One other place I'd push back against MacDonald: His overarching thesis that preaching that aims at entertainment is really what Christians want. He may be right in a certain way, in that people generally want to be entertained the same way I want to always have that extra piece of chocolate cake and the way I want to live in a mansion, have a bank account with millions of dollars in it, and read novels out by the pool for the rest of my life. All of us have souls that are curved in upon themselves, which cause us to mistake sinful desire for true happiness.
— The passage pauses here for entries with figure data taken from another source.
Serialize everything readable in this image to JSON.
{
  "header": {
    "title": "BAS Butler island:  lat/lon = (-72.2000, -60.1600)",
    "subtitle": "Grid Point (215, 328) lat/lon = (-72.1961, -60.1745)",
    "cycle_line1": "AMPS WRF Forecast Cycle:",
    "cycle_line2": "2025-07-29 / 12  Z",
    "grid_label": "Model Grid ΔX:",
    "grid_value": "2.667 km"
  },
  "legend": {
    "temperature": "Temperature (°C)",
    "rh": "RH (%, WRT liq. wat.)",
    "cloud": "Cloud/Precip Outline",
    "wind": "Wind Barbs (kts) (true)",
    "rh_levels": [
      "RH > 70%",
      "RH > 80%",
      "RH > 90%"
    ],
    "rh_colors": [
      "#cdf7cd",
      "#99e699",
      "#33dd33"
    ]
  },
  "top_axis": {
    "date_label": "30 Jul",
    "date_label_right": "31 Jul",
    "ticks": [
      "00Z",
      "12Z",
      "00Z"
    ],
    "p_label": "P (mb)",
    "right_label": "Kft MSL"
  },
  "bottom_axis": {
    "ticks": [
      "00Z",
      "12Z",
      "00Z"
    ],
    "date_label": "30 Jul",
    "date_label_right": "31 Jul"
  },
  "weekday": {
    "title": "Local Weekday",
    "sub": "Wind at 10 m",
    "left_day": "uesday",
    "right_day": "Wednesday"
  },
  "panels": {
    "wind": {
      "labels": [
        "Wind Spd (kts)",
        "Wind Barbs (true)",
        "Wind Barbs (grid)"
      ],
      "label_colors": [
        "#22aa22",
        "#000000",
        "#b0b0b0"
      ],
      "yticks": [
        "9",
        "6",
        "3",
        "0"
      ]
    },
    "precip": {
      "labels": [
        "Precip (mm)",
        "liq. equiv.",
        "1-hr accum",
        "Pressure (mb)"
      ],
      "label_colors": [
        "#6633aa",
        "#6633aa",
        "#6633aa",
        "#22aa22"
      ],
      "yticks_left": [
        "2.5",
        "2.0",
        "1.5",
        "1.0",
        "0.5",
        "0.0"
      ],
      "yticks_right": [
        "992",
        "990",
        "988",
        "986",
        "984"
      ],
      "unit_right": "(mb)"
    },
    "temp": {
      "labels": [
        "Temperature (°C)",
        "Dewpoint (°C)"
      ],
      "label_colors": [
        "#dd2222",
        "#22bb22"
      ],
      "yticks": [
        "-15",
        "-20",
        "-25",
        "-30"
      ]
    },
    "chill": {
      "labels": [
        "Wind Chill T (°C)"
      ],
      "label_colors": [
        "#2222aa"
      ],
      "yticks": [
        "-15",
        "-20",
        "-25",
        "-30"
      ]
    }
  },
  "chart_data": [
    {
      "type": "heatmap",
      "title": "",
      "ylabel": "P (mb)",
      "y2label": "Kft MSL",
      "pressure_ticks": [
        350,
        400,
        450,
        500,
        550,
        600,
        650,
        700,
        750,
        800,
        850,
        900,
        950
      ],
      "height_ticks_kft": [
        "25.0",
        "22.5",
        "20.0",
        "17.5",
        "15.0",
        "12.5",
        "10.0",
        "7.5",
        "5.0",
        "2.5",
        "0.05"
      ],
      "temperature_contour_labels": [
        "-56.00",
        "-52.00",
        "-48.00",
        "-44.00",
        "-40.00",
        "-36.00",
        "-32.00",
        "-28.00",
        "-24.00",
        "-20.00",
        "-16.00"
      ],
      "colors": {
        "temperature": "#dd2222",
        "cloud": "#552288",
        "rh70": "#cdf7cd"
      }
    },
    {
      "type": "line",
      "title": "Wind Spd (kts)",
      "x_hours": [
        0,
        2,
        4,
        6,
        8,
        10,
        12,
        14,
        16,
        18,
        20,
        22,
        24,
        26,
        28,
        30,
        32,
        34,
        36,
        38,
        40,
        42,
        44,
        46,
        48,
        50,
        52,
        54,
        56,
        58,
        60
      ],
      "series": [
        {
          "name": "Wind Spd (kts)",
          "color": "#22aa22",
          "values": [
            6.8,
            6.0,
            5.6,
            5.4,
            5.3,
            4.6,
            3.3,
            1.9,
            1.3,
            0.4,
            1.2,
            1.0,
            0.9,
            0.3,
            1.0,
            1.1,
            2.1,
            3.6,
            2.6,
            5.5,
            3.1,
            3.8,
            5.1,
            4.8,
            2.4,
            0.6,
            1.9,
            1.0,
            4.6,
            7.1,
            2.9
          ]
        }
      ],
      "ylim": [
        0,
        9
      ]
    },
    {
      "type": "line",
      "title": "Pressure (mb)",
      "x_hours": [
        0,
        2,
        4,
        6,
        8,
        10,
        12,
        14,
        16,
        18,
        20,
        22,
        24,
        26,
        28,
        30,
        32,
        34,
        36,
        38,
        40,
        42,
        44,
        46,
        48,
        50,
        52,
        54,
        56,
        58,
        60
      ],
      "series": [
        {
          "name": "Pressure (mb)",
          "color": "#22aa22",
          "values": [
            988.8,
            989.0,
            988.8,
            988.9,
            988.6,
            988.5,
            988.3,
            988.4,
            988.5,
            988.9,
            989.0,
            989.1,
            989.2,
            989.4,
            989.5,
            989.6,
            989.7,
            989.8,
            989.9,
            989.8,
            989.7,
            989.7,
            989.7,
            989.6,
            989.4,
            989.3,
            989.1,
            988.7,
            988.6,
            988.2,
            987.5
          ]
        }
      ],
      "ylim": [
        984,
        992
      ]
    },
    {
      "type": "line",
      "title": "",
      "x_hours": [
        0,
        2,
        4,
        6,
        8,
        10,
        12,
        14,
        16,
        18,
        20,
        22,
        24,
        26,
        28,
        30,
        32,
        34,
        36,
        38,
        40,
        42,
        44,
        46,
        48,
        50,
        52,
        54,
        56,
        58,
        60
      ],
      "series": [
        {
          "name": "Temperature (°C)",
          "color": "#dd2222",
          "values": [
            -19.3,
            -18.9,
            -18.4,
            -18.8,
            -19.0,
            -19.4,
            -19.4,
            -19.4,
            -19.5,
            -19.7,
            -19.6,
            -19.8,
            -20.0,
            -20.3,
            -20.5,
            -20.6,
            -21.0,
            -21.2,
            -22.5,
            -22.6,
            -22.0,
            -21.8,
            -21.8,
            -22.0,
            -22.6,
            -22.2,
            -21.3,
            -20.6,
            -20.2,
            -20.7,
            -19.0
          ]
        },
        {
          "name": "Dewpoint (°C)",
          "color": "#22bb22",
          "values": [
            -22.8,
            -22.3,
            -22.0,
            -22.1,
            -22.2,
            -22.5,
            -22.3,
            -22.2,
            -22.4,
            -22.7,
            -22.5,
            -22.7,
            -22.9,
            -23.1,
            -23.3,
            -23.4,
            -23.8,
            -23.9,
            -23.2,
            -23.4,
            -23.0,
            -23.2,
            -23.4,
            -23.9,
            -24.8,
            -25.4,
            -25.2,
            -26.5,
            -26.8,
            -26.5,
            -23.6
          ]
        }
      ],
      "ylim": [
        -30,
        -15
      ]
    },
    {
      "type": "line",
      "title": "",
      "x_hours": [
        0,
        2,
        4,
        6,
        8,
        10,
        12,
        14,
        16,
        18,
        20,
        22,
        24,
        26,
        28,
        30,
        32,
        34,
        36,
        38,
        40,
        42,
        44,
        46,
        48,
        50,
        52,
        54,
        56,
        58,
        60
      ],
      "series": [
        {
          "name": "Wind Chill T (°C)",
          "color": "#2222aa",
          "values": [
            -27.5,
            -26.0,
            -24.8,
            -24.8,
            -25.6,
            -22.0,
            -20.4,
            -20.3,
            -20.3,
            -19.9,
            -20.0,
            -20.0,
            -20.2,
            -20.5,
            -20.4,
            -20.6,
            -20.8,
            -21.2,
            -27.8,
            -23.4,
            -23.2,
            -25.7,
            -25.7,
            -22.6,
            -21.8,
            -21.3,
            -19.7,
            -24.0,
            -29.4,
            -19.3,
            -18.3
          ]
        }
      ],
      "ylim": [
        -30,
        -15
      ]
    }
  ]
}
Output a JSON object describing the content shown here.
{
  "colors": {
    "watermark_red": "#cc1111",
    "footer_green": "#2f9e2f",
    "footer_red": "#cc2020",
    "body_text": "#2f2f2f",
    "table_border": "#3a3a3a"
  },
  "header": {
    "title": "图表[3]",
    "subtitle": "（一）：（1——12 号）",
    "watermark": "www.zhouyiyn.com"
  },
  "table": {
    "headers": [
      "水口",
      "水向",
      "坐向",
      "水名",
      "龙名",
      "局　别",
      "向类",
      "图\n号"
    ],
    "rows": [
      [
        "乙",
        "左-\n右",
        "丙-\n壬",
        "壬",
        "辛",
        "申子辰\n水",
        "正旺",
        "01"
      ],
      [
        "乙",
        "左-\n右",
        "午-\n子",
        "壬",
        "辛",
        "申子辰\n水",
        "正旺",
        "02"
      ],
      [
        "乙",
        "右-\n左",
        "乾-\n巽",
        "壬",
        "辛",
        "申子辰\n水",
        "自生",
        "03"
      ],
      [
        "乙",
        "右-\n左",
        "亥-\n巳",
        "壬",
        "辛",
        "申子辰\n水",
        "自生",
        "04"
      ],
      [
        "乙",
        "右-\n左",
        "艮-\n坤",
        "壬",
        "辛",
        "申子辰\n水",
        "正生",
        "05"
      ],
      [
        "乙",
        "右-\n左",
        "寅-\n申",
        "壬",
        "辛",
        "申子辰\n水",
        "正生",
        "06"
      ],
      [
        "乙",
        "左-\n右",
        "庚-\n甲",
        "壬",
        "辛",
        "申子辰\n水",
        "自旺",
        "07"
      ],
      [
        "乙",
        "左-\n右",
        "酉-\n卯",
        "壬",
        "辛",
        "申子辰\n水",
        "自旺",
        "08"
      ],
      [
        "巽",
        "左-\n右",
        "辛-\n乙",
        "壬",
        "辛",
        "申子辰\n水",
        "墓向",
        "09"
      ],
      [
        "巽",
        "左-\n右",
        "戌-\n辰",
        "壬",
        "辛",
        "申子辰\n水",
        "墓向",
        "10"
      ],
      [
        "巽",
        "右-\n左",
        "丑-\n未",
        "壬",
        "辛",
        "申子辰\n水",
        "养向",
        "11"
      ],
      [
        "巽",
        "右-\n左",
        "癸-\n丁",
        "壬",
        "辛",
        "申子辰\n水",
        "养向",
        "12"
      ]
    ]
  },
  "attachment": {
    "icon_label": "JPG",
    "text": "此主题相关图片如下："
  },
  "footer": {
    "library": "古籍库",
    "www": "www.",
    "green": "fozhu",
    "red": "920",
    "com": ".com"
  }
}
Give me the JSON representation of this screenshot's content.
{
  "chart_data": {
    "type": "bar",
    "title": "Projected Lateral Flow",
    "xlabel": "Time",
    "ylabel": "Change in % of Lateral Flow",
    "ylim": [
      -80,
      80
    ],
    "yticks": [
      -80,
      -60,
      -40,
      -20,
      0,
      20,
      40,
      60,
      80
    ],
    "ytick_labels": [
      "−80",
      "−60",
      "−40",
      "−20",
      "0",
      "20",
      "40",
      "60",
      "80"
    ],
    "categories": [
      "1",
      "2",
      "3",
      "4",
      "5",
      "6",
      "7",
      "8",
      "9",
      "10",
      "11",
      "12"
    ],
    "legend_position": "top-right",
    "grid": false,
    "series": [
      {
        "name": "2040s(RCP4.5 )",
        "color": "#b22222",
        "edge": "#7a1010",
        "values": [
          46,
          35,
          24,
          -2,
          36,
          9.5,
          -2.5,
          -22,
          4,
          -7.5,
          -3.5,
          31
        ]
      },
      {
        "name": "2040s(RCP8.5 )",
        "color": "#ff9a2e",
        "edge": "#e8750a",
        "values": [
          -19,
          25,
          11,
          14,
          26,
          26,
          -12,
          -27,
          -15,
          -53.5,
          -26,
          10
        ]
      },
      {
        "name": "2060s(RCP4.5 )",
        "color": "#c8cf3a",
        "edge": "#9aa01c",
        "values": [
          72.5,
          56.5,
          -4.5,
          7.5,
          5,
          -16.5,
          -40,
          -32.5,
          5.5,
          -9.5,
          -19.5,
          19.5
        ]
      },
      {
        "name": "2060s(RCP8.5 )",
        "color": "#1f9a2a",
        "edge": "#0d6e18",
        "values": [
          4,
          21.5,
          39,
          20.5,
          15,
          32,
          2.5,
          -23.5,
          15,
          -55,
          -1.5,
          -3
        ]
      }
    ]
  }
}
But my experience of preaching is different than MacDonald's. I don't preach to entertain, and I rarely tell funny stories. I approach the preaching task with the assumption that the Word of God has something infiinitely better to say to the congregation than anything I could come up with, and hence that my charge is to present that Word to the best of my ability and help God's people see how it is a Word for us. The gospel doesn't want to bless the worldly lives and lifestyles we live apart from the redemption and reconciliation we receive in Christ, and that means preaching must always contain real judgment for the whole community of faith (though judgment that points toward repentance, forgiveness, and healing).
I've even found that the more I preach in this way, the more the congregation that is present seems to respond in such a way that it seems as if the Holy Spirit is really doing something with all of us. I think Christians generally want to hear the unabashed Word of God proclaimed, because they know that it is a life giving Word that offers them something no amount of shallow self-help message could ever match. If anything, the root problem with much preaching today is that it allows itself to get carried along by cultural expectations. For a preacher willing to preach "costly grace" (to use Bonhoeffer's phrase), the result is often a congregation quickened by the activity of the Spirit.
Of course, I might be wrong. Both about my preaching and the earnest desires of churchgoing Christians. If you've got opinions, I'd love to hear them.